Kamu yang mendapat permasalahan pertanyaan Kelemahan Kultur Jaringan, sebaiknya kamu bisa mencatatnya ataupun bisa simpan halaman yang tersedia, agar nanti kalau ada persoalan tentang yang serupa, kamu mampu mengerjakan dengan baik dan tentu saja akan dapat menghasilkan nilai yang lebih baik. Untuk itu itu silahkan memperhatikan hasil dan pembahasan Kelemahan Kultur Jaringan yang bisa Adik-adik lihat dibawah ini.

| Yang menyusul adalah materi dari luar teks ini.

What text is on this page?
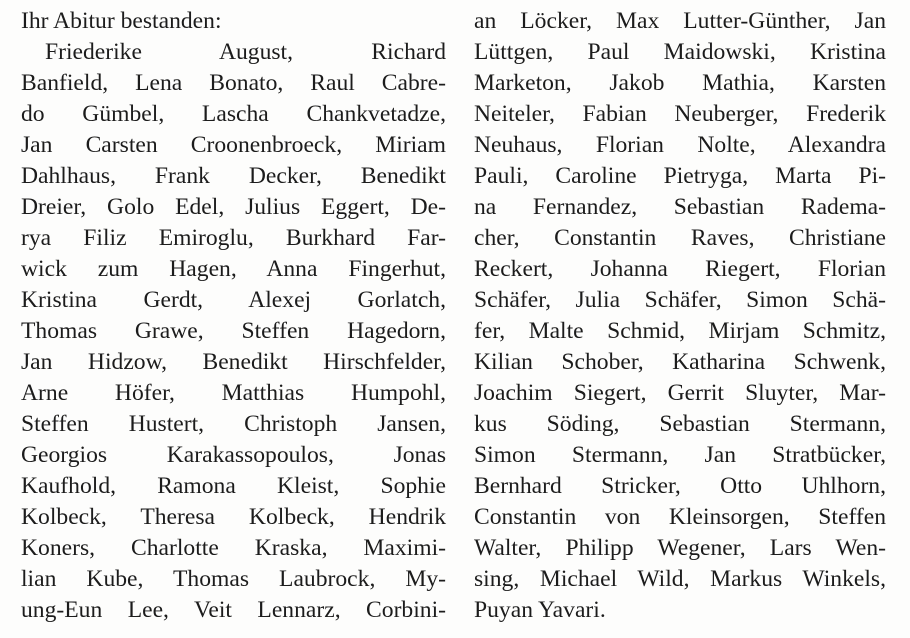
Ihr Abitur bestanden:
Friederike August, Richard
Banfield, Lena Bonato, Raul Cabre-
do Gümbel, Lascha Chankvetadze,
Jan Carsten Croonenbroeck, Miriam
Dahlhaus, Frank Decker, Benedikt
Dreier, Golo Edel, Julius Eggert, De-
rya Filiz Emiroglu, Burkhard Far-
wick zum Hagen, Anna Fingerhut,
Kristina Gerdt, Alexej Gorlatch,
Thomas Grawe, Steffen Hagedorn,
Jan Hidzow, Benedikt Hirschfelder,
Arne Höfer, Matthias Humpohl,
Steffen Hustert, Christoph Jansen,
Georgios Karakassopoulos, Jonas
Kaufhold, Ramona Kleist, Sophie
Kolbeck, Theresa Kolbeck, Hendrik
Koners, Charlotte Kraska, Maximi-
lian Kube, Thomas Laubrock, My-
ung-Eun Lee, Veit Lennarz, Corbini-
an Löcker, Max Lutter-Günther, Jan
Lüttgen, Paul Maidowski, Kristina
Marketon, Jakob Mathia, Karsten
Neiteler, Fabian Neuberger, Frederik
Neuhaus, Florian Nolte, Alexandra
Pauli, Caroline Pietryga, Marta Pi-
na Fernandez, Sebastian Radema-
cher, Constantin Raves, Christiane
Reckert, Johanna Riegert, Florian
Schäfer, Julia Schäfer, Simon Schä-
fer, Malte Schmid, Mirjam Schmitz,
Kilian Schober, Katharina Schwenk,
Joachim Siegert, Gerrit Sluyter, Mar-
kus Söding, Sebastian Stermann,
Simon Stermann, Jan Stratbücker,
Bernhard Stricker, Otto Uhlhorn,
Constantin von Kleinsorgen, Steffen
Walter, Philipp Wegener, Lars Wen-
sing, Michael Wild, Markus Winkels,
Puyan Yavari.
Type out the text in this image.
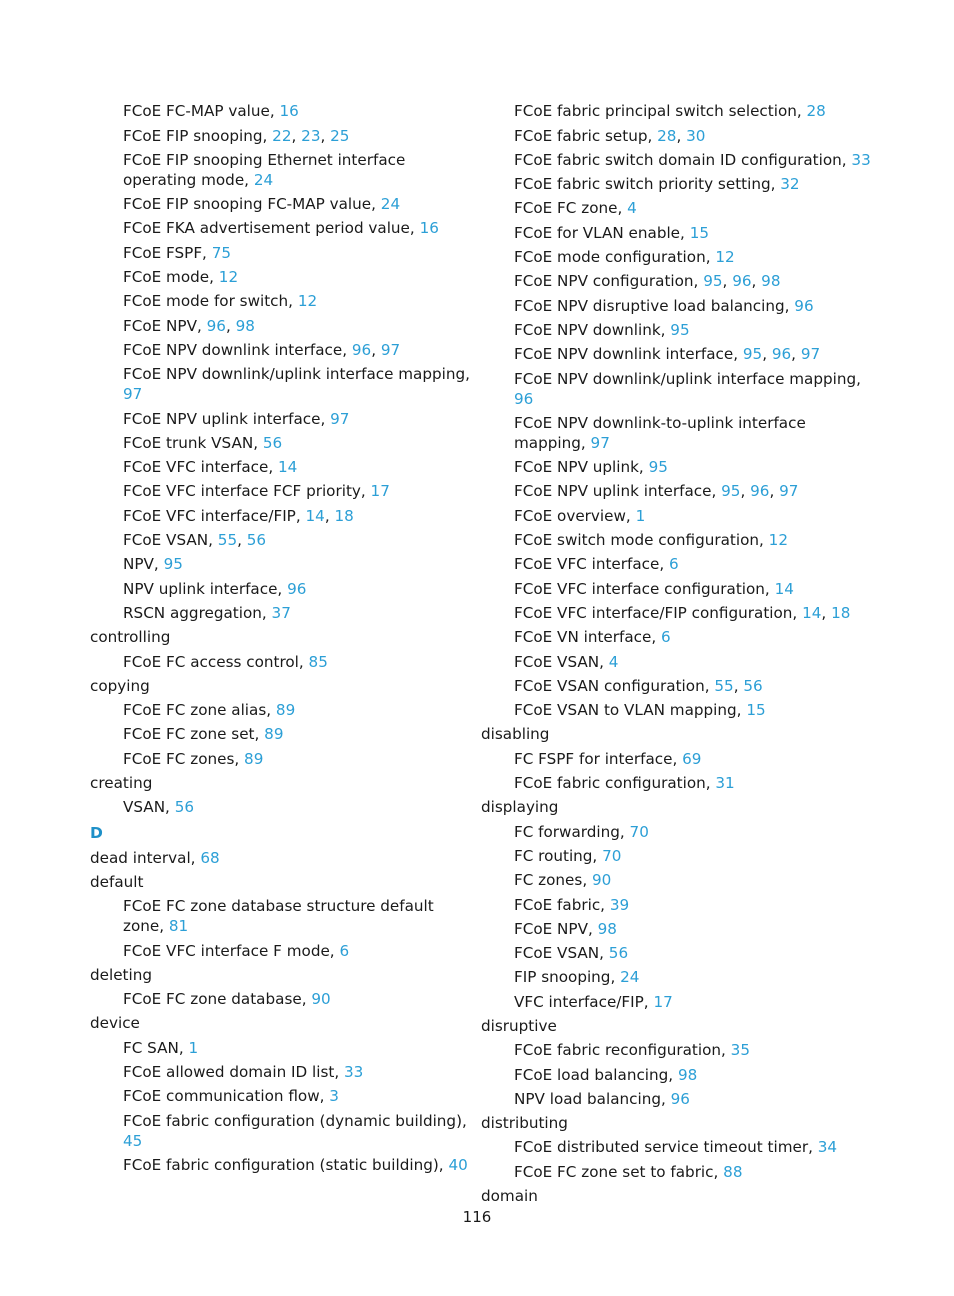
FCoE FC-MAP value, 16
FCoE FIP snooping, 22, 23, 25
FCoE FIP snooping Ethernet interface operating mode, 24
FCoE FIP snooping FC-MAP value, 24
FCoE FKA advertisement period value, 16
FCoE FSPF, 75
FCoE mode, 12
FCoE mode for switch, 12
FCoE NPV, 96, 98
FCoE NPV downlink interface, 96, 97
FCoE NPV downlink/uplink interface mapping, 97
FCoE NPV uplink interface, 97
FCoE trunk VSAN, 56
FCoE VFC interface, 14
FCoE VFC interface FCF priority, 17
FCoE VFC interface/FIP, 14, 18
FCoE VSAN, 55, 56
NPV, 95
NPV uplink interface, 96
RSCN aggregation, 37
controlling
FCoE FC access control, 85
copying
FCoE FC zone alias, 89
FCoE FC zone set, 89
FCoE FC zones, 89
creating
VSAN, 56
D
dead interval, 68
default
FCoE FC zone database structure default zone, 81
FCoE VFC interface F mode, 6
deleting
FCoE FC zone database, 90
device
FC SAN, 1
FCoE allowed domain ID list, 33
FCoE communication flow, 3
FCoE fabric configuration (dynamic building), 45
FCoE fabric configuration (static building), 40
FCoE fabric principal switch selection, 28
FCoE fabric setup, 28, 30
FCoE fabric switch domain ID configuration, 33
FCoE fabric switch priority setting, 32
FCoE FC zone, 4
FCoE for VLAN enable, 15
FCoE mode configuration, 12
FCoE NPV configuration, 95, 96, 98
FCoE NPV disruptive load balancing, 96
FCoE NPV downlink, 95
FCoE NPV downlink interface, 95, 96, 97
FCoE NPV downlink/uplink interface mapping, 96
FCoE NPV downlink-to-uplink interface mapping, 97
FCoE NPV uplink, 95
FCoE NPV uplink interface, 95, 96, 97
FCoE overview, 1
FCoE switch mode configuration, 12
FCoE VFC interface, 6
FCoE VFC interface configuration, 14
FCoE VFC interface/FIP configuration, 14, 18
FCoE VN interface, 6
FCoE VSAN, 4
FCoE VSAN configuration, 55, 56
FCoE VSAN to VLAN mapping, 15
disabling
FC FSPF for interface, 69
FCoE fabric configuration, 31
displaying
FC forwarding, 70
FC routing, 70
FC zones, 90
FCoE fabric, 39
FCoE NPV, 98
FCoE VSAN, 56
FIP snooping, 24
VFC interface/FIP, 17
disruptive
FCoE fabric reconfiguration, 35
FCoE load balancing, 98
NPV load balancing, 96
distributing
FCoE distributed service timeout timer, 34
FCoE FC zone set to fabric, 88
domain
116
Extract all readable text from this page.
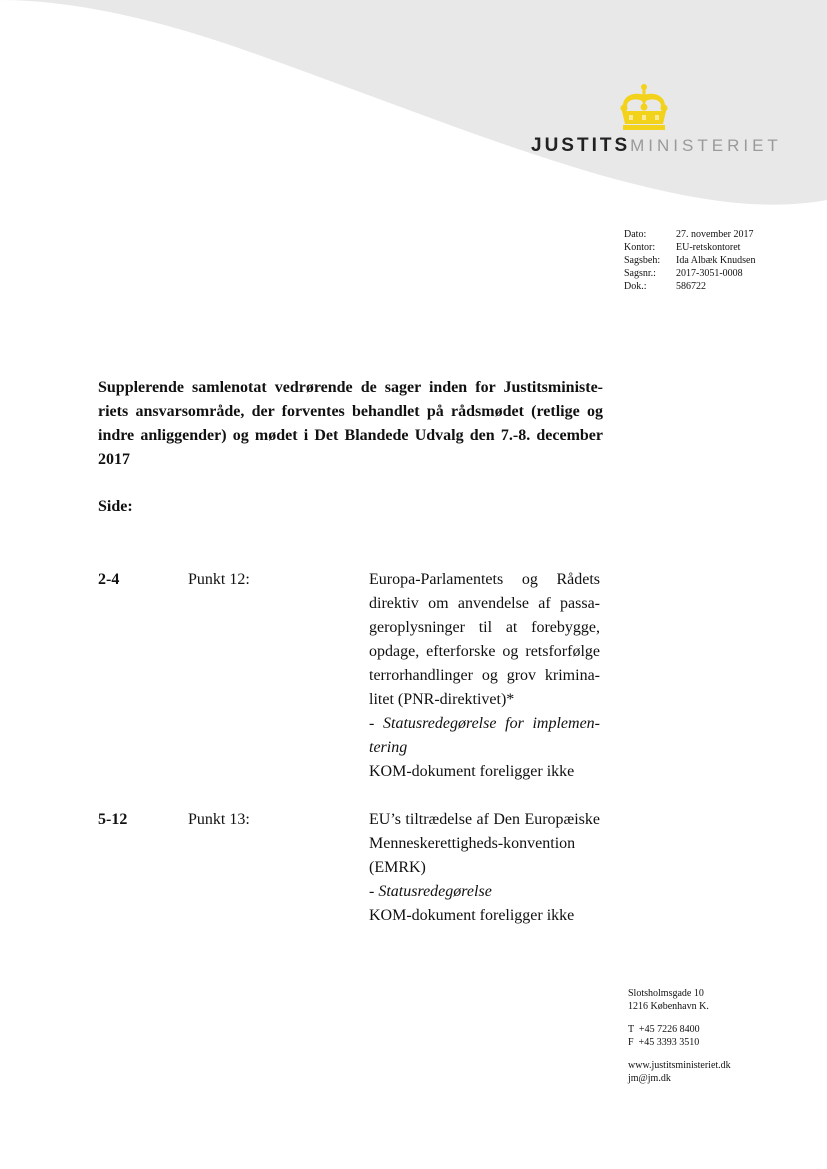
JUSTITSMINISTERIET
Dato:	27. november 2017
Kontor:	EU-retskontoret
Sagsbeh:	Ida Albæk Knudsen
Sagsnr.:	2017-3051-0008
Dok.:	586722
Supplerende samlenotat vedrørende de sager inden for Justitsministe-riets ansvarsområde, der forventes behandlet på rådsmødet (retlige og indre anliggender) og mødet i Det Blandede Udvalg den 7.-8. december 2017
Side:
2-4	Punkt 12:	Europa-Parlamentets og Rådets direktiv om anvendelse af passa-geroplysninger til at forebygge, opdage, efterforske og retsforfølge terrorhandlinger og grov krimina-litet (PNR-direktivet)*
- Statusredegørelse for implemen-tering
KOM-dokument foreligger ikke
5-12	Punkt 13:	EU’s tiltrædelse af Den Europæiske Menneskerettigheds-konvention (EMRK)
- Statusredegørelse
KOM-dokument foreligger ikke
Slotsholmsgade 10
1216 København K.
T  +45 7226 8400
F  +45 3393 3510
www.justitsministeriet.dk
jm@jm.dk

Pembahasan: Kelemahan Kultur Jaringan
Kultur jaringan (mikropropagasi) merupakan salah satu cara perbanyakan tanaman secara vegetatif berdasarkan sifat totipotensi. Totipotensi adalah kemampuan setiap sel tumbuhan untuk tumbuh menjadi individu baru yang sempurna. Kultur jaringan dilakukan dengan cara mengisolasi bagian dari tumbuhan seperti sekelompok sel atau jaringan yang ditumbuhkan pada medium kaya nutrisi dengan kondisi aseptik sehingga bagian tumbuhan tersebut tumbuh menjadi tanaman lengkap. Kelebihan teknik kultur jaringan :
Menghasilkan tanaman yang serupa dengan induknya dengan kualitas yang unggul
Mendapatkan bibit tanaman dengan waktu yang relatif lebih singkat tetapi jumlahnya banyak
Pengadaan bibitnya tidak tergantung musim
Dapat dilakukan di lahan yang tidak begitu luas
Kelemahan teknik kultur jaringan :
Biaya yang dikeluarkan lebih mahal
Butuh keahlian khusus untuk melakukan teknik tersebut
Akar tumbuhan cenderung lemah
Tidak menghasilkan varietas baru 

Kakak berharap mudah mudahan jawaban dari pertanyaan Kelemahan Kultur Jaringan diatas dapat mempermudah kalian mengerjakan tugas dengan benar.